Catalpa: GC for a Low-Variance Software Stack
Anthony Arnold, Mark Marron
TL;DR
This paper tackles tail-latency and performance variability in garbage-collected runtimes by introducing Catalpa, a novel GC designed for the Bosque language. Catalpa combines a copying nursery with a reference-counted old-space, leverages Bosque’s immutability and cycle freedom to avoid barriers and remembered sets, and provides fixed work per allocation with constant memory overhead. The authors formalize a no-tradeoff memory-subsystem happiness property, prove relevant bounds, and demonstrate through extensive experiments that Catalpa delivers highly predictable tail latencies (with 50th percentile pauses around the low hundreds of milliseconds and 99th percentile under a few hundred) and low memory overhead, while remaining robust under parameter variation and competing well with state-of-the-art Java GCs.
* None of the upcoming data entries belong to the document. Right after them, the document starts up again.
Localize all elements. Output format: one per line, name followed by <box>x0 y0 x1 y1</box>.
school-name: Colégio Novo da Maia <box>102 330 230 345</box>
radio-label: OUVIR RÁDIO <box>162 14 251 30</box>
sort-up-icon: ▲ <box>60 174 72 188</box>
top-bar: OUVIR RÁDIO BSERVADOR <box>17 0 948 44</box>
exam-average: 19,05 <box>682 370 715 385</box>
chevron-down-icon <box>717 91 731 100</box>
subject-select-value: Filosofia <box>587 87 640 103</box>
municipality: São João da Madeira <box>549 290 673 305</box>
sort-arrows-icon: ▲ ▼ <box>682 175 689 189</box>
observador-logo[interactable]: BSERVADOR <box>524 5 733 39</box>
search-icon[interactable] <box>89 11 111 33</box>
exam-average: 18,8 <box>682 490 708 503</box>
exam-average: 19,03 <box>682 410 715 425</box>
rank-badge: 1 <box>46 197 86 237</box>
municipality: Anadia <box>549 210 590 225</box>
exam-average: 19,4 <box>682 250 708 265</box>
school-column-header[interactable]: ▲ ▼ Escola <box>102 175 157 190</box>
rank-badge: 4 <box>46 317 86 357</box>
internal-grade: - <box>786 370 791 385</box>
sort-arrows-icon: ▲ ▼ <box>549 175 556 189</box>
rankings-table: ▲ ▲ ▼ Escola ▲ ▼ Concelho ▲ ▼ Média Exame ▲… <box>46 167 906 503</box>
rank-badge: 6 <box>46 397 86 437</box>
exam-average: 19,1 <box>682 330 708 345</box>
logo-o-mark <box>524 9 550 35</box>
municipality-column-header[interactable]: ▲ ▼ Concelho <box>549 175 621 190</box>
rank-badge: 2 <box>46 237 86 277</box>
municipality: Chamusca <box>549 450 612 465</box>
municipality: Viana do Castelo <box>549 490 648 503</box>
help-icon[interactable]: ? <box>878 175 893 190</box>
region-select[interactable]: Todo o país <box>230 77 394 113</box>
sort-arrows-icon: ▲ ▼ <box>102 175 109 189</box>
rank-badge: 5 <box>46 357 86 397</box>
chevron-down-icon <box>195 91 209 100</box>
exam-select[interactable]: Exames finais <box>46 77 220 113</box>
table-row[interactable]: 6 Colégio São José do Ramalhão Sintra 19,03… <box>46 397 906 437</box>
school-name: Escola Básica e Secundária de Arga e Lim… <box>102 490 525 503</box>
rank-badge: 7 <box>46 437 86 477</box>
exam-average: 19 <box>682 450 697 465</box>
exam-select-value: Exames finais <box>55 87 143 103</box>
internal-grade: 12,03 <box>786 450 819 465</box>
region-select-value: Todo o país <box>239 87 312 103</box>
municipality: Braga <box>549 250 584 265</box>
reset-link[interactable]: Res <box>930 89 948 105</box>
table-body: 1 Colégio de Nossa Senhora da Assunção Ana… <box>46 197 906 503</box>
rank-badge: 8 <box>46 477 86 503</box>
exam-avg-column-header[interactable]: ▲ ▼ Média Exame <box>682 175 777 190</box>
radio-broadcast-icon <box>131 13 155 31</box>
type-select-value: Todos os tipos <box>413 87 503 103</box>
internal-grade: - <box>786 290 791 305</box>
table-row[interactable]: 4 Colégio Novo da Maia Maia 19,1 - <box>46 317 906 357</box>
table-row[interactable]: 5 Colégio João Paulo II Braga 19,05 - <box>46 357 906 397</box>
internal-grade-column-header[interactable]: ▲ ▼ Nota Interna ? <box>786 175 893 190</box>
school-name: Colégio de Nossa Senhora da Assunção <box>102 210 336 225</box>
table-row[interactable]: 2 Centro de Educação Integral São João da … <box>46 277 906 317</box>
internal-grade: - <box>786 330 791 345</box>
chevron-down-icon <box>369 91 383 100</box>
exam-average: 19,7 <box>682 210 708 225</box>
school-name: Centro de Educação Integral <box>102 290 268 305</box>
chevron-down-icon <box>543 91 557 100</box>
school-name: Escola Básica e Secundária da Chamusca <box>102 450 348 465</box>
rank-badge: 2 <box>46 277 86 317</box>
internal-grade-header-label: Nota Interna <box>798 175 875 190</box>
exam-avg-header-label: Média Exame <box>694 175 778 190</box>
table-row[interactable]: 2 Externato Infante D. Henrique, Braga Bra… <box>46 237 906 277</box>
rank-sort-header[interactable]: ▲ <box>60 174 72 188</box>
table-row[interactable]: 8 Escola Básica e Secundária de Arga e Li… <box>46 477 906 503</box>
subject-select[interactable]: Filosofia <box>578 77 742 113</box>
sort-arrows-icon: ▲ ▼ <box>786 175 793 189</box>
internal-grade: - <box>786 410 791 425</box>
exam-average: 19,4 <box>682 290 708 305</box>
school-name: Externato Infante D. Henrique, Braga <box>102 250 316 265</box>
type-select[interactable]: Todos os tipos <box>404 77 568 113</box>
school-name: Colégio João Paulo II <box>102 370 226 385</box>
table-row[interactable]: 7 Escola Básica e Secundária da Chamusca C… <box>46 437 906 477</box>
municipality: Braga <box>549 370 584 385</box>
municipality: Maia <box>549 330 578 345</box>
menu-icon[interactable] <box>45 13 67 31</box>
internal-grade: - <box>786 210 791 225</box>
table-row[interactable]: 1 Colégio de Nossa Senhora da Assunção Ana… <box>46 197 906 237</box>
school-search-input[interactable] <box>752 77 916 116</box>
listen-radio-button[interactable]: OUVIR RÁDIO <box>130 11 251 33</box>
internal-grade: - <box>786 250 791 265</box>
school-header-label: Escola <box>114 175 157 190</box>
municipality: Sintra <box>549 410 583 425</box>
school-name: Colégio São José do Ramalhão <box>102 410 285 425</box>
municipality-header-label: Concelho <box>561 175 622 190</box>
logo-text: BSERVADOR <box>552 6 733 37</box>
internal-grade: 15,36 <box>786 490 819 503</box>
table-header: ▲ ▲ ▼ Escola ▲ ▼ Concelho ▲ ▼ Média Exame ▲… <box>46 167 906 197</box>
The work suggests a feasible path to reliable, low-latency runtimes for modern software stacks by aligning language design, memory management, and runtime behavior toward memoryless execution and bounded overheads.
Abstract
The performance of an application/runtime is usually conceptualized as a continuous function where, the lower the amount of memory/time used on a given workload, then the better the compiler/runtime is. However, in practice, good performance of an application is viewed as more of a binary function - either the application responds in under, say 100 ms, and provides a good user experience, or it takes a noticeable amount of time, leaving the user waiting and potentially abandoning the task. Thus, performance really means how often the application is fast enough to meet user expectations, leading industrial developers to focus on the 95th and 99th percentile tail-latencies as heavily, or moreso, than average response time. Our vision is to create a software stack that actively supports these needs via programming language and runtime system design. In this paper we present a novel garbage-collector design, the Catalpa collector, for the Bosque programming language and runtime. This allocator is designed to minimize latency and tail-latency variability while maintaining high-throughput and incurring small memory overheads. To achieve these goals we leverage various features of the Bosque language, including immutability and reference-cycle freedom, to construct a collector that has provably bounded collection pauses, incurs a fixed-constant memory overhead, and ensures starvation freedom for the application!